Fortunata versione dell’omonimo romanzo di Edward Bulwer-Lytton uscito nel 1834 ma ancora amatissimo testo di riferimento nei primi anni del Novecento. Non deve stupire un successo così longevo, giacché la vicenda aveva tutti gli elementi per appassionare un pubblico vasto e soprattutto per trovare la propria naturale collocazione sullo schermo cinematografico: una storia d’amore struggente, una minuziosa ricostruzione d’epoca, scene spettacolari e drammatiche, violenza e celebrazione della cristianità. Nel III secolo dopo Cristo, nella elegante cittadina di Pompei, Glauco e Jone sono belli, giovani e innamorati. Nidia, invece, è una giovane cieca costretta a vendere fiori di campo per la strada. La loro felicità sarà messa a dura prova dal destino e da un perfido sacerdote egiziano, mentre il mondo in cui vivono sta per essere sconvolto dagli elementi.  

 Il film ebbe un enorme successo di pubblico e di critica. Fecero sensazione soprattutto la spettacolare sequenza dell’eruzione e la delicata interpretazione che Fernanda-Negri Pouget, attrice di grande sensibilità, seppe dare del personaggio di Nidia. Il pubblico era anche molto incuriosito dalla possibilità di poter confrontare le due versioni della storia, sugli schermi nello stesso periodo; la casa di produzione Pasquali, infatti, aveva presentato proprio nello stesso periodo una propria versione dello stesso romanzo, in diretta concorrenza con la versione Ambrosio. Nidia, Glauco, Jone, Arbace e Claudio torneranno sullo schermo ancora molte volte, ma il film del 1913 rimarrà un punto di riferimento per tutte le versioni successive.

Il restauro di Gli ultimi giorni di Pompei è stato realizzato dal Museo Nazionale del Cinema di Torino e dalla Cineteca del Comune di Bologna a partire da una copia positiva nitrato imbibita e virata con didascalie tedesche conservata dal Murnau Stiftung di Wiesbaden, un positivo nitrato con didascalie in italiano conservato dalla Fondazione Cineteca Italiana di Milano, una copia 16mm conservata dalla Cineteca Bruno Boschetto di Torino. Le didascalie mancanti sono state ricostruite in base alle documentazione cartacea conservata dal Museo Nazionale del Cinema. Il confronto puntuale tra quanto indicato dalla documentazione (in particolare la sceneggiatura e le brochure con sinossi estese e dettagliate) e le copie ha permesso una verifica dell’ordine di montaggio e la ricollocazione di alcune inquadrature. Il restauro è stato eseguito nel 2006 presso il laboratorio L’Immagine Ritrovata di Bologna. 

 

Buona sera, fiori! (S.A. Ambrosio, 1909)

35mm, positivo, poliestere, b/n, 18 m., ca. 1’ a 16 ft/s.

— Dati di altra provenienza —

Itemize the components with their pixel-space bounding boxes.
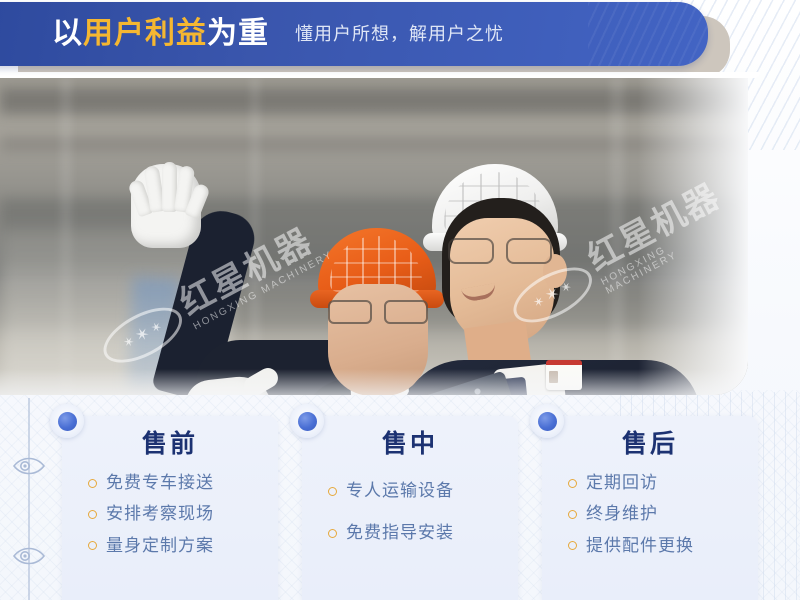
banner-title-highlight: 用户利益 (83, 17, 207, 50)
card-item-list: 定期回访 终身维护 提供配件更换 (542, 473, 758, 556)
card-item-list: 免费专车接送 安排考察现场 量身定制方案 (62, 473, 278, 556)
banner-title: 以用户利益为重 (52, 19, 269, 49)
hero-photo-illustration: ✶ ✶ ✶ 红星机器 HONGXING MACHINERY ✶ ✶ ✶ 红星机器 (0, 78, 748, 395)
service-card-after-sale[interactable]: 售后 定期回访 终身维护 提供配件更换 (542, 416, 758, 600)
list-item-label: 免费专车接送 (106, 473, 214, 493)
list-item[interactable]: 量身定制方案 (88, 536, 278, 556)
list-item[interactable]: 定期回访 (568, 473, 758, 493)
service-cards: ✶ ✶ ✶ 红星机器 HONGXING MACHINERY ✶ ✶ ✶ 红星机器… (0, 396, 800, 600)
card-title: 售中 (302, 432, 518, 457)
list-item-label: 专人运输设备 (346, 481, 454, 501)
bullet-circle-icon (568, 541, 577, 550)
bullet-circle-icon (568, 510, 577, 519)
bullet-circle-icon (328, 529, 337, 538)
list-item-label: 量身定制方案 (106, 536, 214, 556)
card-marker-dot-icon (290, 404, 324, 438)
list-item-label: 定期回访 (586, 473, 658, 493)
banner-title-suffix: 为重 (207, 17, 269, 50)
bullet-circle-icon (568, 479, 577, 488)
promo-banner-page: ✶ ✶ ✶ 红星机器 HONGXING MACHINERY ✶ ✶ ✶ 红星机器 (0, 0, 800, 600)
card-marker-dot-icon (530, 404, 564, 438)
photo-building-column (610, 78, 624, 395)
list-item-label: 提供配件更换 (586, 536, 694, 556)
list-item-label: 免费指导安装 (346, 523, 454, 543)
banner-title-prefix: 以 (52, 17, 83, 50)
list-item[interactable]: 专人运输设备 (328, 481, 518, 501)
photo-bottom-fade (0, 369, 748, 395)
banner-underline (0, 72, 760, 78)
service-card-during-sale[interactable]: 售中 专人运输设备 免费指导安装 (302, 416, 518, 600)
bullet-circle-icon (88, 510, 97, 519)
hero-photo: ✶ ✶ ✶ 红星机器 HONGXING MACHINERY ✶ ✶ ✶ 红星机器 (0, 78, 748, 395)
list-item[interactable]: 安排考察现场 (88, 504, 278, 524)
worker-white-eyeglasses (444, 238, 560, 262)
photo-right-fade (638, 78, 748, 395)
list-item[interactable]: 免费指导安装 (328, 523, 518, 543)
bullet-circle-icon (328, 487, 337, 496)
header-banner: 以用户利益为重 懂用户所想，解用户之忧 (0, 2, 708, 66)
list-item[interactable]: 终身维护 (568, 504, 758, 524)
list-item[interactable]: 免费专车接送 (88, 473, 278, 493)
list-item-label: 安排考察现场 (106, 504, 214, 524)
list-item-label: 终身维护 (586, 504, 658, 524)
card-title: 售后 (542, 432, 758, 457)
card-item-list: 专人运输设备 免费指导安装 (302, 481, 518, 544)
card-title: 售前 (62, 432, 278, 457)
list-item[interactable]: 提供配件更换 (568, 536, 758, 556)
photo-building-band (0, 88, 748, 114)
photo-building-band (0, 136, 748, 152)
worker-orange-eyeglasses (322, 300, 434, 322)
bullet-circle-icon (88, 541, 97, 550)
card-marker-dot-icon (50, 404, 84, 438)
service-card-pre-sale[interactable]: 售前 免费专车接送 安排考察现场 量身定制方案 (62, 416, 278, 600)
banner-subtitle: 懂用户所想，解用户之忧 (295, 25, 504, 43)
bullet-circle-icon (88, 479, 97, 488)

Restauro del Museo Nazionale del Cinema in collaborazione con la Cineteca di Bologna, 2010.

 

Mary Cleo Tarlarini, tra le attrici più amate dei primi anni di cinema italiano, sorride al pubblico sotto a un grande cappello alla moda, indicando i petali di fiori che sullo schermo compongono la scritta “Buona sera”. Un esempio particolarmente elegante del genere dei “congedi” proiettati per salutare il pubblico alla fine dei programmi di proiezione che nel 1909 prevedevano ancora il susseguirsi di pellicole brevi di genere diverso.